Part of the mystification of African history derives from films, where the natives have always been the baddies; environmental predators, however, haven’t always been those who were (or are) the poorest. There are documented cases of huge massacres being carried out by Europeans (even if they were done in the name of science). In some regions of Mozambique, the Movement to Combat Sleeping Sickness killed more than 233,000 mammals of 45 different species over a period of twelve years. Not even rare species in danger of extinction, such as rhinos, cheetahs, tsessebe, roan antelope, and giraffes were spared. In the neighbouring areas of Massangena and Govuro alone, 180,000 animals were destroyed. These campaigns, though the subject of criticism, went on until the country’s independence in 1975.
And there were even cases when local chiefs and rulers defined areas of conservation, and imposed hunting restrictions on Europeans. These were isolated instances, but they reveal an inversion of the logic governing the relationship between predators and conservationists. Shaka Zulu, for example, created a reserve for the members of his court, in what is now the Umfolozi Park. A conservation area was created by the Shangaan groups who left Mozambique and settled in the present-day region of the Gonarezhou National Park. King Mzilikazi began to require European hunters wishing to hunt in parts of what is now Zimbabwe to seek his special authorization.

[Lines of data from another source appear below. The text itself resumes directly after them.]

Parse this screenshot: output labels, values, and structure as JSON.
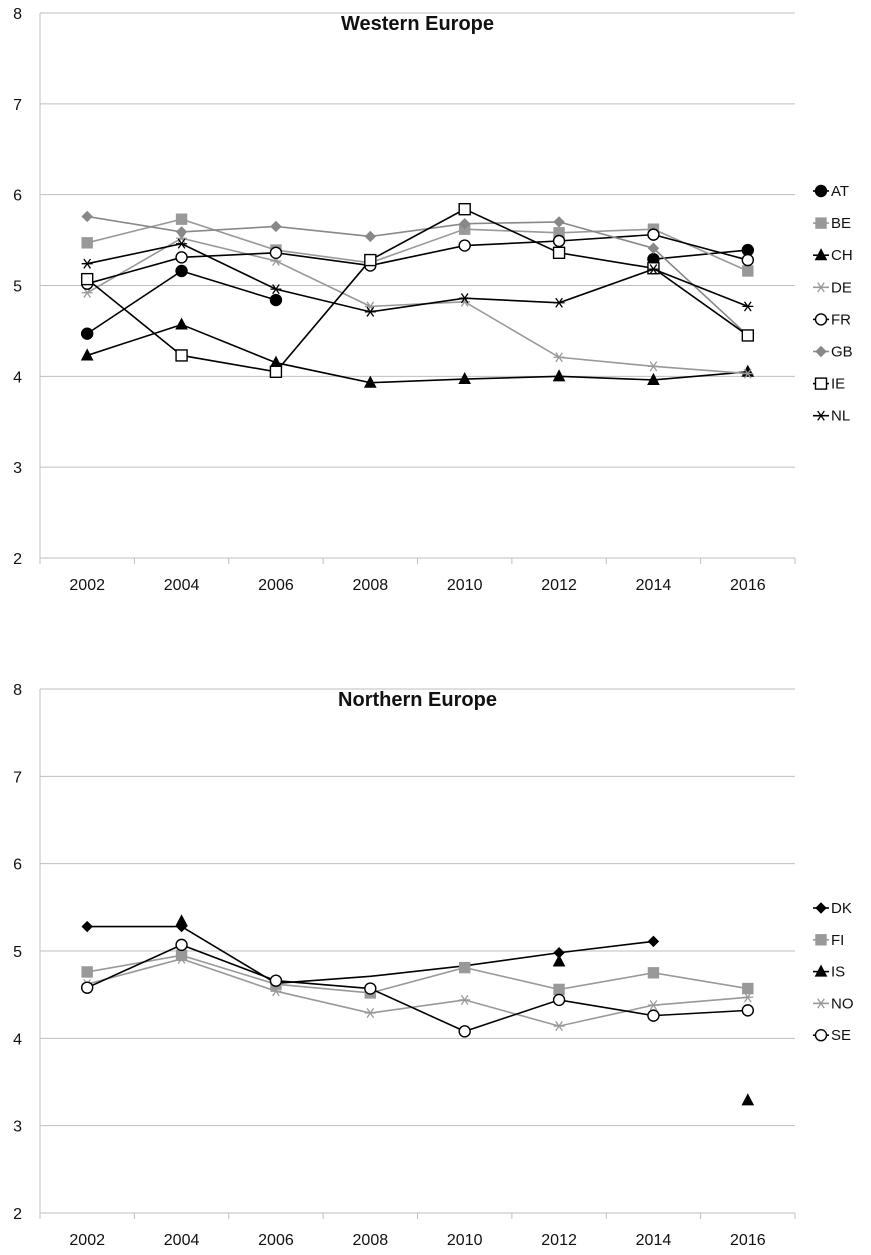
{
  "chart_data": [
    {
      "type": "line",
      "title": "Western Europe",
      "xlabel": "",
      "ylabel": "",
      "ylim": [
        2,
        8
      ],
      "yticks": [
        2,
        3,
        4,
        5,
        6,
        7,
        8
      ],
      "x": [
        2002,
        2004,
        2006,
        2008,
        2010,
        2012,
        2014,
        2016
      ],
      "grid": "horizontal",
      "legend_position": "right",
      "series": [
        {
          "name": "AT",
          "color": "#000000",
          "marker": "circle-filled",
          "values": [
            4.47,
            5.16,
            4.84,
            null,
            null,
            null,
            5.29,
            5.39
          ]
        },
        {
          "name": "BE",
          "color": "#999999",
          "marker": "square-filled",
          "values": [
            5.47,
            5.73,
            5.39,
            5.25,
            5.62,
            5.58,
            5.62,
            5.16
          ]
        },
        {
          "name": "CH",
          "color": "#000000",
          "marker": "triangle-filled",
          "values": [
            4.23,
            4.57,
            4.15,
            3.93,
            3.97,
            4.0,
            3.96,
            4.05
          ]
        },
        {
          "name": "DE",
          "color": "#999999",
          "marker": "star",
          "values": [
            4.92,
            5.52,
            5.27,
            4.77,
            4.82,
            4.21,
            4.11,
            4.03
          ]
        },
        {
          "name": "FR",
          "color": "#000000",
          "marker": "circle-open",
          "values": [
            5.02,
            5.31,
            5.36,
            5.22,
            5.44,
            5.49,
            5.56,
            5.28
          ]
        },
        {
          "name": "GB",
          "color": "#888888",
          "marker": "diamond-filled",
          "values": [
            5.76,
            5.59,
            5.65,
            5.54,
            5.68,
            5.7,
            5.41,
            4.45
          ]
        },
        {
          "name": "IE",
          "color": "#000000",
          "marker": "square-open",
          "values": [
            5.07,
            4.23,
            4.05,
            5.28,
            5.84,
            5.36,
            5.19,
            4.45
          ]
        },
        {
          "name": "NL",
          "color": "#000000",
          "marker": "star",
          "values": [
            5.24,
            5.46,
            4.96,
            4.71,
            4.86,
            4.81,
            5.18,
            4.77
          ]
        }
      ]
    },
    {
      "type": "line",
      "title": "Northern Europe",
      "xlabel": "",
      "ylabel": "",
      "ylim": [
        2,
        8
      ],
      "yticks": [
        2,
        3,
        4,
        5,
        6,
        7,
        8
      ],
      "x": [
        2002,
        2004,
        2006,
        2008,
        2010,
        2012,
        2014,
        2016
      ],
      "grid": "horizontal",
      "legend_position": "right",
      "series": [
        {
          "name": "DK",
          "color": "#000000",
          "marker": "diamond-filled",
          "values": [
            5.28,
            5.28,
            null,
            null,
            null,
            4.98,
            5.11,
            null
          ]
        },
        {
          "name": "FI",
          "color": "#999999",
          "marker": "square-filled",
          "values": [
            4.76,
            4.95,
            4.62,
            4.52,
            4.81,
            4.56,
            4.75,
            4.57
          ]
        },
        {
          "name": "IS",
          "color": "#000000",
          "marker": "triangle-filled",
          "values": [
            null,
            5.34,
            null,
            null,
            null,
            4.88,
            null,
            3.29
          ]
        },
        {
          "name": "NO",
          "color": "#999999",
          "marker": "star",
          "values": [
            4.62,
            4.91,
            4.54,
            4.29,
            4.44,
            4.14,
            4.38,
            4.47
          ]
        },
        {
          "name": "SE",
          "color": "#000000",
          "marker": "circle-open",
          "values": [
            4.58,
            5.07,
            4.66,
            4.57,
            4.08,
            4.44,
            4.26,
            4.32
          ]
        }
      ],
      "extra_lines": [
        {
          "color": "#000000",
          "points": [
            [
              2004,
              5.28
            ],
            [
              2006,
              4.63
            ],
            [
              2008,
              4.71
            ],
            [
              2010,
              4.83
            ],
            [
              2012,
              4.98
            ]
          ]
        }
      ]
    }
  ]
}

3. The Fallacy of Violence: Other Less Visible Crimes
Colonial violence towards rural communities didn’t just occur when they expelled people from the parks. More subtle means of violence occurred along with other, less visible forms of exclusion, including:
economic models that forced dramatic changes in the management of the soil and its resources;
disturbances of rural society in relation to the logic of a centralized State;
devaluations of local language, culture, practical knowledge and religion.
Nor where these mechanisms for exclusion confined to areas of conservation. They were common throughout the colonized territory. In some sense, all communities in Mozambique were dislocated. They were dislocated from their way of life, their language, their culture, their religion. Some of these mechanisms are still present today. It is important for us to be aware of this.
There were other forms of violence that were far less visible. The case of the Selous Game Reserve in Tanzania is an example. In 1905, the communities living in an area of the Maji-Maji district revolted against the colonial administration. The strategy adopted by the German authorities was not to crush the revolt militarily, but to drive the rebellious population to exhaustion and famine. Around 300,000 Tanzanians were killed. Germany described the ensuing situation as being one of “peace.” An extensive area had thus been emptied and all they now needed to do was to withdraw another 40,000 inhabitants to establish the largest park in Africa.
Profound ecological imbalances were used to displace inhabitants from regions that were to be converted into conservation areas. Bovine disease was one of the more insidious of such mechanisms. The historian John Reader classified bovine disease as the greatest calamity of all time in the whole continent. In a mere eleven years, from 1889 to 1900, 90–95 percent of Africa’s domestic livestock died. Without cattle, the population obviously died too. Two thirds of the Masai population disappeared. And so a chain reaction of imbalances occurred: areas of pasture were invaded by trees and other woody vegetation, new areas for the expansion of the tsetse fly were created, and the incidence of sleeping sickness increased, causing more cattle to die. But above all, it caused more people to die. More than 200,000 country dwellers died in Uganda alone.